Tuesday, January 14, 2014

KIOR Khosla and Alberta





KIOR has dropped in value since the management call and now the Wall Street analysts are finally calling the company as it is.  I call it a zombie company with Vinod Khosla and his friend Bill Gates able to keep the corpse on life support.  The Province of Alberta that loaned the company money last year is probably headed for the door. 

One possible scenario is that Khosla and Gates may take the company into Chapter 11 and then take it private.   They will pay off the loans made by the state of Mississippi maybe in full or maybe at a discount.  The shareholders who bought stock will get bupkis except what they recover in class action law suits.   Under this scenario Khosla and Gates will keep funding slow low cost reduced operations and will say look Uncle Sam we put our money where our mouth is and we continue to try.   The labor force in Columbus is 100 strong and probably costs $600,000 a month so they will be kept on for some time and they may have attrition and some staff reduction.

The US government DOE or USDA can play no role and big oil will probably not step up to buy the gangrene company.   The Qataris or other petro wealthy folks may lend Khosla and Gates a hand but they are probably too scared to come in now with all the law suits.   The Chinese will not waste time on this but I may be wrong and some Chinese group comes in at low cost for the suite of patents Kior has.   A replay of AONE.

The story of Kior will be forgotten by most and Vinod Cost Us may finally become as quiet as Al Gore when it comes to matters green.  Condi will play her piano and continue to mis-educate a whole new generation at Stanford.  The Green Machine will focus on more positive developments in the world. 

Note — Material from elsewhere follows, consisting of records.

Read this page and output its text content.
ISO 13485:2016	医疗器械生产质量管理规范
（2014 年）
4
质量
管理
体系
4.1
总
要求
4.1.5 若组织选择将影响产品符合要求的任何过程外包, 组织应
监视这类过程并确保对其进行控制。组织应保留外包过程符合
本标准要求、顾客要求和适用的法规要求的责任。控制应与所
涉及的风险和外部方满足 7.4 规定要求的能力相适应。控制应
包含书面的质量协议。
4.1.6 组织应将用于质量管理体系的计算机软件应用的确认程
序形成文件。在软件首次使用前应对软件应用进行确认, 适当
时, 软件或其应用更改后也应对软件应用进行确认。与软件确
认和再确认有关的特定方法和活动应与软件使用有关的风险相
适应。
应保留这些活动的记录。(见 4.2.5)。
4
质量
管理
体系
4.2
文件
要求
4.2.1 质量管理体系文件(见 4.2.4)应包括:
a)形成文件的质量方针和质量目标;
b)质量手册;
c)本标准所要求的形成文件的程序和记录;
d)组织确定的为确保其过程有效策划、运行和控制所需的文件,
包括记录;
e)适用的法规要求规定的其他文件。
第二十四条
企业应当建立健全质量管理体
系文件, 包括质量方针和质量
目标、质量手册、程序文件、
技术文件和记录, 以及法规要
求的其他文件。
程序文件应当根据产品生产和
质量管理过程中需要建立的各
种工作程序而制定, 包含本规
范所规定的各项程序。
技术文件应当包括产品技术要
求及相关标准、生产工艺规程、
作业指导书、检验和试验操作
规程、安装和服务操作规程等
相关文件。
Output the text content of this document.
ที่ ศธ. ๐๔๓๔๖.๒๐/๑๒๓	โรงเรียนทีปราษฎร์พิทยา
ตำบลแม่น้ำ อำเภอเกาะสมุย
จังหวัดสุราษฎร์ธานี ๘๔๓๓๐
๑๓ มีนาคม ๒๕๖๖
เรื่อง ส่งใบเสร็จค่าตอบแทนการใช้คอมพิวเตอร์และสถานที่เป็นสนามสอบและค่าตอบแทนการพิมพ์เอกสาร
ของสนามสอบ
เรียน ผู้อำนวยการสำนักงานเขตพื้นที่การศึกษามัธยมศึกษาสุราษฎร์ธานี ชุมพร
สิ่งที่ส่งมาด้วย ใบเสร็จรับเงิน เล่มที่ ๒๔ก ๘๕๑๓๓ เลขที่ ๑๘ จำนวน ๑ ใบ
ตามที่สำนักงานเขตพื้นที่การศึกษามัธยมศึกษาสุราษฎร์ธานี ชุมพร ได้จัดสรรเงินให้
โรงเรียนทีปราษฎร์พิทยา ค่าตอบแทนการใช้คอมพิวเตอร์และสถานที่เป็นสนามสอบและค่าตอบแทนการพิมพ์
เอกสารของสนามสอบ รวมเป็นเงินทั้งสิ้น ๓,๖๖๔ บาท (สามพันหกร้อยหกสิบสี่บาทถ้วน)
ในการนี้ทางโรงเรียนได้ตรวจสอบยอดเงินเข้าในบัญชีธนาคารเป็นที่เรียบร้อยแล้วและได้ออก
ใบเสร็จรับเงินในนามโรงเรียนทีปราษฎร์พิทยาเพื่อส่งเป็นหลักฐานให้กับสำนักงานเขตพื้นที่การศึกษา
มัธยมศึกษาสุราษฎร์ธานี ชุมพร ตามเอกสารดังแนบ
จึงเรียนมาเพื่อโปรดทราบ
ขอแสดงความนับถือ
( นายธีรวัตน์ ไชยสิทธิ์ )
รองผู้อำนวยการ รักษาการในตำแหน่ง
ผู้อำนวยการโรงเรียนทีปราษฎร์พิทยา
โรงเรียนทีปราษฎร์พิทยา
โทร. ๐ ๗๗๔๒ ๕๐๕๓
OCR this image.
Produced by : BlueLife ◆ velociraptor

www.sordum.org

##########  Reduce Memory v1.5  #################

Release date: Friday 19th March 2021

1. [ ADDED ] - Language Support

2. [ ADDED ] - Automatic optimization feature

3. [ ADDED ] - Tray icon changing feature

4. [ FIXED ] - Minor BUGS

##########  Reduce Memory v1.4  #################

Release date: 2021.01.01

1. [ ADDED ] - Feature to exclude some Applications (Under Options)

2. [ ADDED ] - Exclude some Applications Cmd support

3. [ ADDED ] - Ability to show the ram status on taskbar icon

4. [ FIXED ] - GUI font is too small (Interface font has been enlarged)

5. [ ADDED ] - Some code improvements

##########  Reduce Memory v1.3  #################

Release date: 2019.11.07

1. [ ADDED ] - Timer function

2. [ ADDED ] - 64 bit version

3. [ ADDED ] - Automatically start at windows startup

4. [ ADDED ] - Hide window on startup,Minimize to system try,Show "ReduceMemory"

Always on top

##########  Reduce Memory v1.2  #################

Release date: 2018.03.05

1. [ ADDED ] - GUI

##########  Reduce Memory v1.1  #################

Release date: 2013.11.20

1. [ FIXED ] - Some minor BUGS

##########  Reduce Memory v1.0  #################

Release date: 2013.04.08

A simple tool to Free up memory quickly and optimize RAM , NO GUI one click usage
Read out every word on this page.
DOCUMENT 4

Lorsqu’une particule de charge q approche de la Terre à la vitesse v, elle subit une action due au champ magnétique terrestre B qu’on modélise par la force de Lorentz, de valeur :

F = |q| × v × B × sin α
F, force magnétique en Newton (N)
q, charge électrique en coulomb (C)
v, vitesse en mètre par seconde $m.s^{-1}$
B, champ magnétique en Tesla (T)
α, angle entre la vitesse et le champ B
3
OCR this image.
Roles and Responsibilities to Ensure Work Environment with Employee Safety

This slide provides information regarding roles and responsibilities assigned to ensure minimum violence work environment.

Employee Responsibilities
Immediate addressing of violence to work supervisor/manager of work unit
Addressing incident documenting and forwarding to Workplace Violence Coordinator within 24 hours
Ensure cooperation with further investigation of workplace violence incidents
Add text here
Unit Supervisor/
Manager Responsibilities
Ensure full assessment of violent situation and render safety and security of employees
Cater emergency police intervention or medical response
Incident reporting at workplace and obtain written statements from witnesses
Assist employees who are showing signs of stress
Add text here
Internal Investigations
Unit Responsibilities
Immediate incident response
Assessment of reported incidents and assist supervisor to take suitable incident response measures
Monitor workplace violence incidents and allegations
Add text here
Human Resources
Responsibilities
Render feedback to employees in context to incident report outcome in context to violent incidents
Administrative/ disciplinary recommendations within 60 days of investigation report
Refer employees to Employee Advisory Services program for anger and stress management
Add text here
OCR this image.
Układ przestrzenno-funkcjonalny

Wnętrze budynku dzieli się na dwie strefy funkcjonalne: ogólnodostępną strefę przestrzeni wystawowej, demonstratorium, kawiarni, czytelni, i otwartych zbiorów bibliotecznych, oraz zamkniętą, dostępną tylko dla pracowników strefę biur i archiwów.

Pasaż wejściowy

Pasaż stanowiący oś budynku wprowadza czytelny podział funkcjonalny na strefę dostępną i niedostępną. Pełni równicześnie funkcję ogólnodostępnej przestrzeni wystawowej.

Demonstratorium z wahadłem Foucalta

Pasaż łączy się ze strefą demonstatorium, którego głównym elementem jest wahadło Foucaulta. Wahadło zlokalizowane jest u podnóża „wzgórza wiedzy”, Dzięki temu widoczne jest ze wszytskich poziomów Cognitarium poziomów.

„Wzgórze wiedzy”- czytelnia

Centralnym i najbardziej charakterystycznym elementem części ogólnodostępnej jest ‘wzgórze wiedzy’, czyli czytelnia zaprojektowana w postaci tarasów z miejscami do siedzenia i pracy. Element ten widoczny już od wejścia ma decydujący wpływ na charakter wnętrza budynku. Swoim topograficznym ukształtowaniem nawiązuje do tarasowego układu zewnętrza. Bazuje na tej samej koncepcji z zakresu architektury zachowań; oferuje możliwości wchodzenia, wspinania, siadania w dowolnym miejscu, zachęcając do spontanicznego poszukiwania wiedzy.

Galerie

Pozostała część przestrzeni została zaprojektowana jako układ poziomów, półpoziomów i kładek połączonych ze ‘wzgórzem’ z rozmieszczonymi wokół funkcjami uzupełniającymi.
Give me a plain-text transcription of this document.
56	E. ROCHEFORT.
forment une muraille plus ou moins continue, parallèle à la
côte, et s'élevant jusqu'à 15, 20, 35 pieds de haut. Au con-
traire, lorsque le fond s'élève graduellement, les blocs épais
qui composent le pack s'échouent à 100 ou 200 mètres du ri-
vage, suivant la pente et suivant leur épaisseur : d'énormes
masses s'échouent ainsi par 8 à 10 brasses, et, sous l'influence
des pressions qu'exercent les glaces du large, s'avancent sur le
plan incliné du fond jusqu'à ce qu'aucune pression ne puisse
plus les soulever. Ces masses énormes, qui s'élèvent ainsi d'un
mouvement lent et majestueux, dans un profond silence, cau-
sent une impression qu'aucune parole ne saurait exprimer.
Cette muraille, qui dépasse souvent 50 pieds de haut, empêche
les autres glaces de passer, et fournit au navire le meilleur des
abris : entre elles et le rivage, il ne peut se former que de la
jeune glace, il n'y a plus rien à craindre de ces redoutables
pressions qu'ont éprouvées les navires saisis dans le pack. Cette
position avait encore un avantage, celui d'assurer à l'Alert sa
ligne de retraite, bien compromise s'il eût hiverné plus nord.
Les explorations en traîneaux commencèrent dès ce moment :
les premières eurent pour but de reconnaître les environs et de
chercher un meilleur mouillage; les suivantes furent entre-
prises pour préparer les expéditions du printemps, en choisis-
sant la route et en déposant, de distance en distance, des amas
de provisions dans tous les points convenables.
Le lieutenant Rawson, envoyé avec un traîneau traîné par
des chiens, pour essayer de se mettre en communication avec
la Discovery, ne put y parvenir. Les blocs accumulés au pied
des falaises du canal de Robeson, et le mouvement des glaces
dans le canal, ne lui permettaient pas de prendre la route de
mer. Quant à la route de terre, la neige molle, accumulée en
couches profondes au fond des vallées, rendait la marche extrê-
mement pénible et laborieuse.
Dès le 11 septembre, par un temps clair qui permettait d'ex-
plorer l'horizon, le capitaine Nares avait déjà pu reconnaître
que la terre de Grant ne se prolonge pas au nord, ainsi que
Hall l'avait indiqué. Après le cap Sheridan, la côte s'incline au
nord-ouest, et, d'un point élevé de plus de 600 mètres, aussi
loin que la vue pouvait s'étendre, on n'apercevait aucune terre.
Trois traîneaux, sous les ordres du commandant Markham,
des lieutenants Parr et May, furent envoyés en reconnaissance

Of course I could be completely wrong and the $10 million of new CAPEX and $23 million of research will turn the company around and each year 13 million gallons of diesel will be produced from the 500 tons a day of bone dry pine.  Of course for the sake of the 100 workers and the folks who bought KIOR at $15 a share at its IPO I hope I am wrong.  But I think KIOR as a stock stands for Keep It Operating Rarely.